The new rules will make it illegal to sell puppies younger than eight weeks and require anyone breeding and selling three or more litters of puppies a year to apply for a formal licence.
Those needing a licence, including online sellers, will also be required to display their permit in any advertising, and to give owners information about the five welfare needs that owners must meet under the Animal Welfare Act.
The penalty for breaking the new law will be an unlimited fine and/or up to six months in prison.
The plans also cover how pet shops, boarding houses and riding stables are licensed, introducing a single ‘animal activities licence’ to improve the process and make enforcement easier.
Environment Secretary Andrea Leadsom said: “Everyone who owns a pet or is looking to introduce one into their life will want to know that the animal has the very best start to life. Yet for thousands of puppies born each year to irresponsible breeders, from smaller operations to larger puppy farms, their first weeks are spent in cramped and squalid conditions without the care and attention they need. That is why we are cracking down on the worst offenders by strengthening the dog breeding licence and giving councils the power they need to take action.
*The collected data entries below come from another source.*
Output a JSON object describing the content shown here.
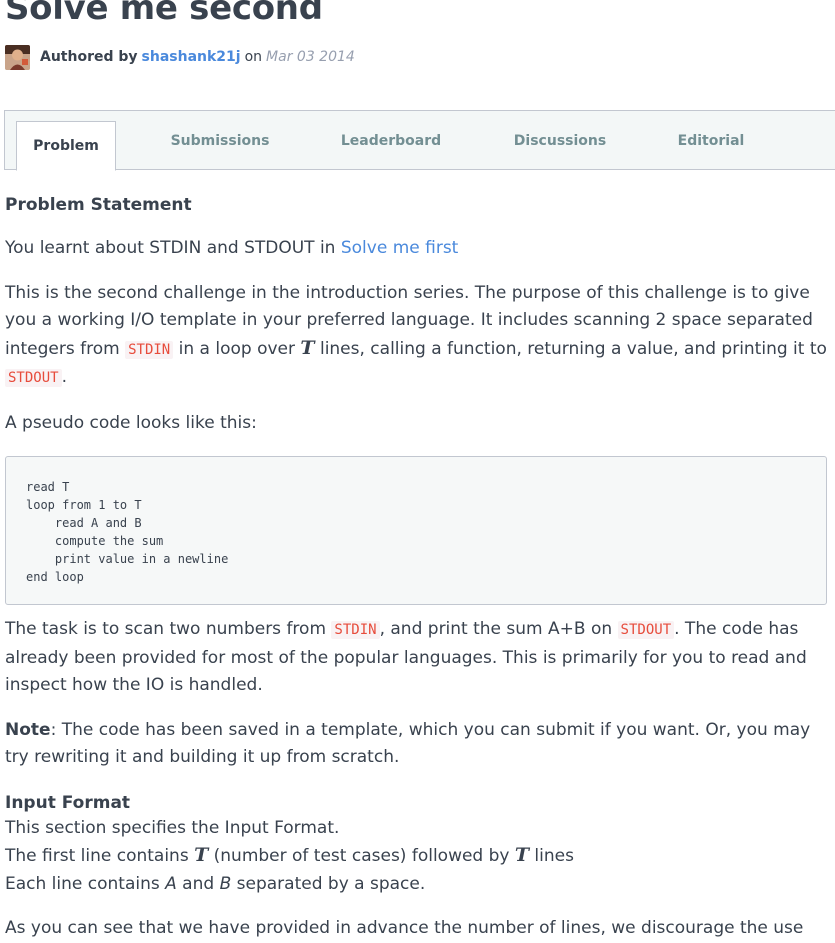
{
  "challenge": {
    "title": "Solve me second",
    "author_prefix": "Authored by",
    "author_name": "shashank21j",
    "author_on": "on",
    "date": "Mar 03 2014"
  },
  "tabs": [
    {
      "label": "Problem",
      "active": true
    },
    {
      "label": "Submissions",
      "active": false
    },
    {
      "label": "Leaderboard",
      "active": false
    },
    {
      "label": "Discussions",
      "active": false
    },
    {
      "label": "Editorial",
      "active": false
    }
  ],
  "statement": {
    "heading": "Problem Statement",
    "p1_text": "You learnt about STDIN and STDOUT in ",
    "p1_link": "Solve me first",
    "p2_a": "This is the second challenge in the introduction series. The purpose of this challenge is to give you a working I/O template in your preferred language. It includes scanning 2 space separated integers from ",
    "p2_code1": "STDIN",
    "p2_b": " in a loop over ",
    "p2_var": "T",
    "p2_c": " lines, calling a function, returning a value, and printing it to ",
    "p2_code2": "STDOUT",
    "p2_d": ".",
    "p3": "A pseudo code looks like this:",
    "pseudo_code": "read T\nloop from 1 to T\n    read A and B\n    compute the sum\n    print value in a newline\nend loop",
    "p4_a": "The task is to scan two numbers from ",
    "p4_code1": "STDIN",
    "p4_b": ", and print the sum A+B on ",
    "p4_code2": "STDOUT",
    "p4_c": ". The code has already been provided for most of the popular languages. This is primarily for you to read and inspect how the IO is handled.",
    "note_label": "Note",
    "note_text": ": The code has been saved in a template, which you can submit if you want. Or, you may try rewriting it and building it up from scratch.",
    "input_heading": "Input Format",
    "input_line1": "This section specifies the Input Format.",
    "input_line2_a": "The first line contains ",
    "input_line2_var1": "T",
    "input_line2_b": " (number of test cases) followed by ",
    "input_line2_var2": "T",
    "input_line2_c": " lines",
    "input_line3_a": "Each line contains ",
    "input_line3_A": "A",
    "input_line3_b": " and ",
    "input_line3_B": "B",
    "input_line3_c": " separated by a space.",
    "p_last": "As you can see that we have provided in advance the number of lines, we discourage the use"
  }
}
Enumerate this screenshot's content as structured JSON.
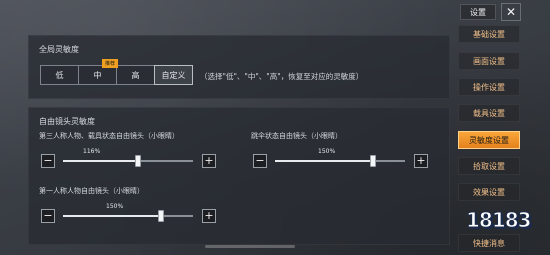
{
  "sidebar": {
    "title": "设置",
    "close_glyph": "✕",
    "items": [
      {
        "label": "基础设置",
        "active": false
      },
      {
        "label": "画面设置",
        "active": false
      },
      {
        "label": "操作设置",
        "active": false
      },
      {
        "label": "载具设置",
        "active": false
      },
      {
        "label": "灵敏度设置",
        "active": true
      },
      {
        "label": "拾取设置",
        "active": false
      },
      {
        "label": "效果设置",
        "active": false
      },
      {
        "label": "快捷消息",
        "active": false
      }
    ]
  },
  "global_sensitivity": {
    "title": "全局灵敏度",
    "options": [
      "低",
      "中",
      "高",
      "自定义"
    ],
    "selected": "自定义",
    "recommended_badge": "推荐",
    "hint": "（选择\"低\"、\"中\"、\"高\"，恢复至对应的灵敏度）"
  },
  "free_camera": {
    "title": "自由镜头灵敏度",
    "sliders": [
      {
        "label": "第三人称人物、载具状态自由镜头（小眼睛）",
        "value": "116%",
        "level": 0.58
      },
      {
        "label": "跳伞状态自由镜头（小眼睛）",
        "value": "150%",
        "level": 0.75
      },
      {
        "label": "第一人称人物自由镜头（小眼睛）",
        "value": "150%",
        "level": 0.75
      }
    ],
    "minus_glyph": "−",
    "plus_glyph": "+"
  },
  "watermark": "18183",
  "colors": {
    "accent": "#f0a020",
    "sidebar_text": "#f3c08a"
  }
}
Gudrun Ravetz, President of the British Veterinary Association, said “This is a significant step in the right direction to improve the welfare of puppies and dogs in the UK, an issue our members are extremely concerned about as increasing numbers of poorly bred puppies are brought into veterinary practices.
“Poorly bred and badly socialised puppies cause terrible health and welfare problems for dogs so it is right that Defra has made irresponsible dog breeding a priority. We particularly welcome the move to make the sale of a puppy under eight weeks illegal, the reduction in the number of litters bred requiring a formal breeder’s licence, and the moves towards a single animal activities licence. In the future we would also like to see that anyone breeding from a dog should be required to register with their local authority.
“For these new measures to work in practice local authorities must have the necessary resources and support to fully enforce the legislation, supported by local veterinary expertise.
“We hope the new legislation will encourage owners to stop and think about where they’re getting their puppies from to tackle irresponsible breeding both at home and abroad. Prospective owners should do their homework.”
The Kennel Club and Dogs Trust have also welcomed the announcement.
Dogs Trust Veterinary Director, Paula Boyden said; “As the UK’s largest welfare charity, Dogs Trust welcomes the Government’s review of animal establishments licensing in England and the range of measures it sets out.
“We are particularly pleased that it will be illegal to sell a puppy below the age of 8 weeks and that there will be tighter licensing rules which will require sellers of pets to display their licence when advertising. We also applaud the move towards a risk based single licensing system which will incorporate those breeders that have gained UKAS approval rather than exempting them.
We believe that Local Authority Inspectors need support to enforce these tighter licensing rules. As such, moves to mandate the use of Model Conditions and for inspectors to be offered training and standards to be set is most welcome.”